Snowflake Integration

Using Fiddler on your ML data stored in Snowflake

In this article, we will be looking at loading data from Snowflake tables and using the data for the following tasks-

  1. Uploading baseline data to Fiddler
  2. Onboarding a model to Fiddler and creating a surrogate
  3. Publishing production data to Fiddler

Import data from Snowflake

In order to import data from Snowflake to Jupyter notebook, we will use the snowflake library, this can be installed using the following command in your Python environment.

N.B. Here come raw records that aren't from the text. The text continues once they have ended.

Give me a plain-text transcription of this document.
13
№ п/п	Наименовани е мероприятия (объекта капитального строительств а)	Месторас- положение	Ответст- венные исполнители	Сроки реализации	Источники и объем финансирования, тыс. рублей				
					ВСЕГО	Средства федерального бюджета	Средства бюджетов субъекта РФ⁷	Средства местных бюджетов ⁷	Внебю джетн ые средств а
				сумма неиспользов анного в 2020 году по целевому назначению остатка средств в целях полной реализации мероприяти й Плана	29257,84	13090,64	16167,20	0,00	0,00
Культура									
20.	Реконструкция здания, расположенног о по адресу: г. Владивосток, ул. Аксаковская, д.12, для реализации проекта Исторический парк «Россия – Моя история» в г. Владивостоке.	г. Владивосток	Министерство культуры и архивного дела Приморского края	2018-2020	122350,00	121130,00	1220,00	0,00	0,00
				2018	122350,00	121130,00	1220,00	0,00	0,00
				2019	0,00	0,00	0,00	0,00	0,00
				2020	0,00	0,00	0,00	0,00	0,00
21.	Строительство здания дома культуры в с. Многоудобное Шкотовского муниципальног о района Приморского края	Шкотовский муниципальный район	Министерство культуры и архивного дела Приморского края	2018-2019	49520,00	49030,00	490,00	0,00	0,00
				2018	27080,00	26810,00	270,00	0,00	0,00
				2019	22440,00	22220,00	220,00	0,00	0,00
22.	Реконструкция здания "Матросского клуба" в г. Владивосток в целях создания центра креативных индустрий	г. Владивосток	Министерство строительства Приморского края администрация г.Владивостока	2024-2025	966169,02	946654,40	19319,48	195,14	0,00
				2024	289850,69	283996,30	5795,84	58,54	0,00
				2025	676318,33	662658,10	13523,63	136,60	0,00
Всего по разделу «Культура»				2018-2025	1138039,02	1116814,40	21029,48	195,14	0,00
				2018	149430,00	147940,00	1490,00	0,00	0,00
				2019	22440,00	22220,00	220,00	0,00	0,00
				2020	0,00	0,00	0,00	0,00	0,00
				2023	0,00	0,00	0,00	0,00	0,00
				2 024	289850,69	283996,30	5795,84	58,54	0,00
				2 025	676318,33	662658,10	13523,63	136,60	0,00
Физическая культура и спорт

pip install snowflake-connector-python

Once the library is installed, we would require the following to establish a connection to Snowflake

  • Snowflake Warehouse
  • Snowflake Role
  • Snowflake Account
  • Snowflake User
  • Snowflake Password

These can be obtained from your Snowflake account under the ‘Admin’ option in the Menu as shown below or by running the queries -

  • Warehouse - select CURRENT_WAREHOUSE()
  • Role - select CURRENT_ROLE()
  • Account - select CURRENT_ACCOUNT()

'User' and 'Password' are the same as one used for logging into your Snowflake account.

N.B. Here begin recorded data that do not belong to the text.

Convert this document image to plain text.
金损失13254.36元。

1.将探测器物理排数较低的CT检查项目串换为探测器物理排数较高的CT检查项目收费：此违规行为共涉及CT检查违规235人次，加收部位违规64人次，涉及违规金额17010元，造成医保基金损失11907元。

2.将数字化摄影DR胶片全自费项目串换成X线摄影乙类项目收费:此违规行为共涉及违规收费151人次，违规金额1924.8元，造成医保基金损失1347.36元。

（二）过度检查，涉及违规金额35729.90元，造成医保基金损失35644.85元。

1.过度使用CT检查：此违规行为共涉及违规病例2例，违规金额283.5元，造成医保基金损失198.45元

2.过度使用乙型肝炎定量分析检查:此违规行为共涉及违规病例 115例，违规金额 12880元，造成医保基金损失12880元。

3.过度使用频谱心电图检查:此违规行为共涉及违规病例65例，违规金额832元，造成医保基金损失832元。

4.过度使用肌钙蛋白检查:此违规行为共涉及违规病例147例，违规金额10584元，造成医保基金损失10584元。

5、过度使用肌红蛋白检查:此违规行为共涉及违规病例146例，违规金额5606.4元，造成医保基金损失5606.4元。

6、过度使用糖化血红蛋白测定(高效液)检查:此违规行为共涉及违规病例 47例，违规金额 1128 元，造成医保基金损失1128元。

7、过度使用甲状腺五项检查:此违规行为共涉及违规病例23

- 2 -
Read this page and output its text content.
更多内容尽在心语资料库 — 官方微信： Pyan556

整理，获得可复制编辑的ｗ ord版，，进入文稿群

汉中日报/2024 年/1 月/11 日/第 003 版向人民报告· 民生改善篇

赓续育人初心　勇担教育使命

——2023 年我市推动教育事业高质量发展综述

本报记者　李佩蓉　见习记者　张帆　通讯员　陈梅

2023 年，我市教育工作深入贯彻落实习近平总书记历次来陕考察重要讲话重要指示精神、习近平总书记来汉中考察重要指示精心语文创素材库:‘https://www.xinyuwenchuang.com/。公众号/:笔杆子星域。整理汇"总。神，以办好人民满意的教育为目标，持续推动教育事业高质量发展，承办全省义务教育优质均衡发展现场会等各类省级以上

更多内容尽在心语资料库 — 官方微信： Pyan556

Once you have this information, you can set up a Snowflake connector using the following code -

# establish Snowflake connection
connection = connector.connect(user=snowflake_username, 
                               password=snowflake_password, 
                               account=snowflake_account, 
                               role=snowflake_role, 
                               warehouse=snowflake_warehouse
                              )

You can then write a custom SQL query and import the data to a pandas dataframe.

# sample SQL query
sql_query = 'select * from FIDDLER.FIDDLER_SCHEMA.CHURN_BASELINE LIMIT 100'

# create cursor object
cursor = connection.cursor()

# execute SQL query inside Snowflake
cursor.execute(sql_query)

baseline_df = cursor.fetch_pandas_all()

Publish Production Events

In order to publish production events from Snowflake, we can load the data to a pandas dataframe and publish it to fiddler using client.publish_events_batch api.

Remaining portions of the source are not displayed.